Many families directly affected by the loss of a child as a result of a backover accident have petitioned their legislature to reform the automotive industry to require all new vehicles to come equipped with rearview cameras. Dr. Greg Gulbransen, a pediatrician from Oyster Bay, New York, knows the heartache associated with backovers all too well. One evening in October 2002, Dr. Gulbransen reversed his wife’s car down their driveway when he struck and killed his son. Cameron, Dr. Gulbransen’s two-year-old son, had just learned how to open a door, and did so for his first and last time that evening. Cameron died in his father’s arms. After many meetings with local representatives and interest groups, Congress unanimously passed, and former President George W. Bush signed into law, the Cameron Gulbransen Kids Transportation Safety Act on Feb. 28, 2008.
The law however did not specify how best to improve visibility behind vehicles, instead it left much to be decided by the regulatory system. After much delay, in November of 2010, the Office of Regulatory Analysis and Evaluation released their preliminary regulatory impact report indicating that backup cameras would save 95 to 112 lives per year. The National Highway Traffic Safety Administration charged with completing the new standards have repeatedly delayed proposal of any rule citing that it could cost up to $2.7 billion to equip a fleet of 16.6 million new vehicles with rearview cameras.
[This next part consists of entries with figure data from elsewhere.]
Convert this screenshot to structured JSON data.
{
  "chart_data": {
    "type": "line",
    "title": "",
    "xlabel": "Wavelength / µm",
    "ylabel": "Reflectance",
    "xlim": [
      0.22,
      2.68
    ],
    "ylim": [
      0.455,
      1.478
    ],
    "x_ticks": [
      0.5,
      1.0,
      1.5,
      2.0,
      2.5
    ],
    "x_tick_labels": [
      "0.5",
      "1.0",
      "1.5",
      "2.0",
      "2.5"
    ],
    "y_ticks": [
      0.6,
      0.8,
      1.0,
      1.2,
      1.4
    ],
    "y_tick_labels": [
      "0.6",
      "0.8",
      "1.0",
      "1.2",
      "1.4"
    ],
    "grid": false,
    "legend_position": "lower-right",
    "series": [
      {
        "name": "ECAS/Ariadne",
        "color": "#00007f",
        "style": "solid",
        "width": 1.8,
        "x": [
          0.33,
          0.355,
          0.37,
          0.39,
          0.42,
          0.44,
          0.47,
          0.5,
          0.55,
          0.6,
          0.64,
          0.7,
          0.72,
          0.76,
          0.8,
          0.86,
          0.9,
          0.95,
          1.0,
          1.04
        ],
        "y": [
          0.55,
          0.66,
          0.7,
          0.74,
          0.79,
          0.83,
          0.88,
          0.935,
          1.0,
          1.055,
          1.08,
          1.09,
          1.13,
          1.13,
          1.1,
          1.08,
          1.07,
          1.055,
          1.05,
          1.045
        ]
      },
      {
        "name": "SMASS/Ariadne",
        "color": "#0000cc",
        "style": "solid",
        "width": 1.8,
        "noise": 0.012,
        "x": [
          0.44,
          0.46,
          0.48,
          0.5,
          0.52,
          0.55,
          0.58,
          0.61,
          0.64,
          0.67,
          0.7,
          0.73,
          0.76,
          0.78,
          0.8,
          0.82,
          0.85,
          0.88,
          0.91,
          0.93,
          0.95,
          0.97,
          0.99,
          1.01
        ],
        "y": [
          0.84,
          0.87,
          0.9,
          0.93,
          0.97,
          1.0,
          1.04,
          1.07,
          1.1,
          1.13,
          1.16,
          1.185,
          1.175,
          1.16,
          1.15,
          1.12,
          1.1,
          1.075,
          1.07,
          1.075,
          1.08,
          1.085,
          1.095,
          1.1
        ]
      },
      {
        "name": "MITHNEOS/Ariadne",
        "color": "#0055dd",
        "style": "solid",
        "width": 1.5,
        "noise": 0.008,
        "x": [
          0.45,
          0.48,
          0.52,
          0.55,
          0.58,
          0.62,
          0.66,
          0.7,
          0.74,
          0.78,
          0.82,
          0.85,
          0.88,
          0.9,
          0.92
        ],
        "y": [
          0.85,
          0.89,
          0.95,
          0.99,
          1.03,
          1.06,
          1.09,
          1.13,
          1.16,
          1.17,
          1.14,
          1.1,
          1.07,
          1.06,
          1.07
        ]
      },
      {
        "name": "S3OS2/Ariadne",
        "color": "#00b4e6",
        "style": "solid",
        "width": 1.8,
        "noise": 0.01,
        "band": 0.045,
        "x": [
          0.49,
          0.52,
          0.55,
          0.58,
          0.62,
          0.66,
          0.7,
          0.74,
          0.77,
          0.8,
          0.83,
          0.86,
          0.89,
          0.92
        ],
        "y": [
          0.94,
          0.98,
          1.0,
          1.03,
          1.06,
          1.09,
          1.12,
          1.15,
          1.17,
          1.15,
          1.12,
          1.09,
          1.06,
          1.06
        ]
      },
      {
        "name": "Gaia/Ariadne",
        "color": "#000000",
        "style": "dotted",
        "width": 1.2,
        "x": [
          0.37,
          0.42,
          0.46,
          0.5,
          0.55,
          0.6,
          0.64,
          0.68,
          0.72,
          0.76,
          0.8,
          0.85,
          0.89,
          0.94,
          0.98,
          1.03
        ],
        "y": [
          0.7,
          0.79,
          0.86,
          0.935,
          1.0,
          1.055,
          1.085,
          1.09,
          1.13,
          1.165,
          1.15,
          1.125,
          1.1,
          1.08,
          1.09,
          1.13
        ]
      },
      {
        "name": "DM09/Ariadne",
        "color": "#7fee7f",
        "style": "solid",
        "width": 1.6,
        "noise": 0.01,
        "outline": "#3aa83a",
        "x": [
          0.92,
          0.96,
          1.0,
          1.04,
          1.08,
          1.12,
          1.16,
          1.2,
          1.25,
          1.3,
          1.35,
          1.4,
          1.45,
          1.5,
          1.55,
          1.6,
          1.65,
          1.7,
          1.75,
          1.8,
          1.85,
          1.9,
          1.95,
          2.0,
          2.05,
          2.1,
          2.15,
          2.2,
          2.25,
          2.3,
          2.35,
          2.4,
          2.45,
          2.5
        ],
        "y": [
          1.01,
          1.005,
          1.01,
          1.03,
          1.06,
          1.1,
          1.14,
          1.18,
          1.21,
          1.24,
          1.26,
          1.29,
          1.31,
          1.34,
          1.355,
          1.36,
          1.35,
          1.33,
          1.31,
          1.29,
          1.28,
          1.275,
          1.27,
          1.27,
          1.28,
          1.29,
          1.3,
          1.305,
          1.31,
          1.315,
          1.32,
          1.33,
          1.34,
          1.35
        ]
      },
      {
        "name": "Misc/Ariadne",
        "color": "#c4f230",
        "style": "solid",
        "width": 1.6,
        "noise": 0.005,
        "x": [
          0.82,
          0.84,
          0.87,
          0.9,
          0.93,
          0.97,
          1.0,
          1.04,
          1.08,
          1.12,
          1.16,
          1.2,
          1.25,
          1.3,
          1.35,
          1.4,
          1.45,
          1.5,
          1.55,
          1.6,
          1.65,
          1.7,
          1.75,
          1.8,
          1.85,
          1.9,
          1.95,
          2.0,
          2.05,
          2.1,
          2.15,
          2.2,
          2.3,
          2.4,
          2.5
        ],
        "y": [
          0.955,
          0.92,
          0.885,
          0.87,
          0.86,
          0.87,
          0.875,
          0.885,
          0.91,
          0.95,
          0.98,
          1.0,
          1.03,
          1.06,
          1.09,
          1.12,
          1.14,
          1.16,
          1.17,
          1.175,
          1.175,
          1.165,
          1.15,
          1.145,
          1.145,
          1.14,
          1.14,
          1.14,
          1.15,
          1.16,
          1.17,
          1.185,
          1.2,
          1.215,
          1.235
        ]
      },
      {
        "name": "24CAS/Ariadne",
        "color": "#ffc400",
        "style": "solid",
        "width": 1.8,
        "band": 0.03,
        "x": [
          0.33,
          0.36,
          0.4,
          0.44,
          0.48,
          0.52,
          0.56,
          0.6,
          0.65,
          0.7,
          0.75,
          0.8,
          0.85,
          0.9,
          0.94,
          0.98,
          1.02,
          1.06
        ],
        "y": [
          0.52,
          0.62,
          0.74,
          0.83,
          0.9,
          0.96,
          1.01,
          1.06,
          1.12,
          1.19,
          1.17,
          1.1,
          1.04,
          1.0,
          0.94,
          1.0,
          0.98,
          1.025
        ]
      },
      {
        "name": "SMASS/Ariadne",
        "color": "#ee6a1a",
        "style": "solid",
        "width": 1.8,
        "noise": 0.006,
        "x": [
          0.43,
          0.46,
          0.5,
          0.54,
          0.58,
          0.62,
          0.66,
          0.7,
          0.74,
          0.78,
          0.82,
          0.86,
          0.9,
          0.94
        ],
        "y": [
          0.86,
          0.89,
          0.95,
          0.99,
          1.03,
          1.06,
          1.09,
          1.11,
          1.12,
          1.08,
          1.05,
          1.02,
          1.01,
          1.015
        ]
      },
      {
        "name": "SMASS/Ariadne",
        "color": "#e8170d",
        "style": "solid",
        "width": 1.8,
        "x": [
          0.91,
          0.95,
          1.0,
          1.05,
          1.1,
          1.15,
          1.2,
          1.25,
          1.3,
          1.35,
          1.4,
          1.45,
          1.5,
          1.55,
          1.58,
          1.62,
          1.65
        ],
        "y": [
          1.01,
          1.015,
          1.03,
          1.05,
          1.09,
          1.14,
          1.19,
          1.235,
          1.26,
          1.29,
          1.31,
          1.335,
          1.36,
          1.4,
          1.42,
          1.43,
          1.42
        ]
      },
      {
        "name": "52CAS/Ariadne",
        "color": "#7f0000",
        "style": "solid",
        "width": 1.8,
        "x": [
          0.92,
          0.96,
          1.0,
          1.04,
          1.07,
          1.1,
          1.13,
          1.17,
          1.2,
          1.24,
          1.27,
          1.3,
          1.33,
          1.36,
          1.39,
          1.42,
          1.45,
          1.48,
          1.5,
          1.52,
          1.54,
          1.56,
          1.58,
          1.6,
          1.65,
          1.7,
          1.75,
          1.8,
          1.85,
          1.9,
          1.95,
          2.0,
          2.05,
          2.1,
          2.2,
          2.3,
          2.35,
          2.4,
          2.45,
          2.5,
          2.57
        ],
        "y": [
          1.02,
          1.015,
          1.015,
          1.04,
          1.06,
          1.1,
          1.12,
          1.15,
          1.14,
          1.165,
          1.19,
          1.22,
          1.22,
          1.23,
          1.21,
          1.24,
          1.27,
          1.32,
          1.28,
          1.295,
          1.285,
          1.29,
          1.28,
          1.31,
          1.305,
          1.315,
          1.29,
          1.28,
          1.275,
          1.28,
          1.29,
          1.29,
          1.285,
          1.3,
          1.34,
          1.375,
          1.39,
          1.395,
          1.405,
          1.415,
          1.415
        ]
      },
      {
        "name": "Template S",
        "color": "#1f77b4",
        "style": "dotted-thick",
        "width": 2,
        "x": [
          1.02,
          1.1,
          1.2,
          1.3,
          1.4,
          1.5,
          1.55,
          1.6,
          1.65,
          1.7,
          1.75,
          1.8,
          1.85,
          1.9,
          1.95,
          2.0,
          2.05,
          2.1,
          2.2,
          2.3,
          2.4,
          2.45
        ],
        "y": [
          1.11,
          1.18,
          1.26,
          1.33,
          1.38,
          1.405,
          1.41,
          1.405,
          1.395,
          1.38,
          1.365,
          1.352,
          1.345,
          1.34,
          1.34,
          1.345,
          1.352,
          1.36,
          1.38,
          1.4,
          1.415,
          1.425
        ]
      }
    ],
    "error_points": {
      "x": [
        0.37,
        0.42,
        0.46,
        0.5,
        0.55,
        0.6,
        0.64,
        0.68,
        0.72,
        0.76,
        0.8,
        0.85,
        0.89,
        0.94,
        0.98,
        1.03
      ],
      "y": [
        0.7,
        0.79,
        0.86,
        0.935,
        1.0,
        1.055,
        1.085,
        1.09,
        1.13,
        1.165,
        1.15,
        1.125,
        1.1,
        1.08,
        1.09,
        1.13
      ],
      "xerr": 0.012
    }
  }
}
Auto industry lobbyist through the Alliance of Automobile Manufactures, a trade group representing Ford Motor Co., General Motors Co., and other major automakers, agreed with the purpose of the law, but not in the proposed costly implementation. Instead regarding cameras as a consumer choice, not a government mandate. Approximately one out of every three cars sold in 2013 was equip with a rearview camera. In a writ of mandamus issued on September 25, 2013, Consumers Union, Kids and Cars nonprofit, and several families affected by backovers, petitioned the Second Circuit to compel the Department of Transportation to release a final rule within 90 days. The Transportation Department held that the court should dismiss the petition as NHTSA is examining “real-world evidence to analyze the performance of rearview video systems and how the drivers in those vehicles used the systems in the course of actual backover accidents…” Currently if the government meets its January 2015 deadline without further delay, automakers would still have over two years to fully implement the new safety requirements, and would not be in effect until 2017.
There seem to be two forces at work here, the unpredictability of children with their fearless attitude, and the lack of visibility in cars also known as “blind zones.” Rearview cameras aim to address the second concern but should not be viewed as a silver bullet. One recent study from Oregon State University researchers found that only one in five drivers actually used a rearview camera when it was available, but 88 percent of those who did use the camera avoided striking a child-sized decoy. Even with advances in technology, there is no substitute for parental vigilance and guidance of their young. We need not wait for a final ruling to decrease the frequency of backover accidents. Children must to be taught how to coexist with cars, and all the dangers associates with large transportation vehicles. Drivers in residential neighborhoods with small children can reduce this child fatality by implementing a low cost alternative, a sweep of your car prior to turning on the engine. As Consumer Reports states, “Your first line of defense against back-over accidents is to get out of your car and check behind it just before you back up.”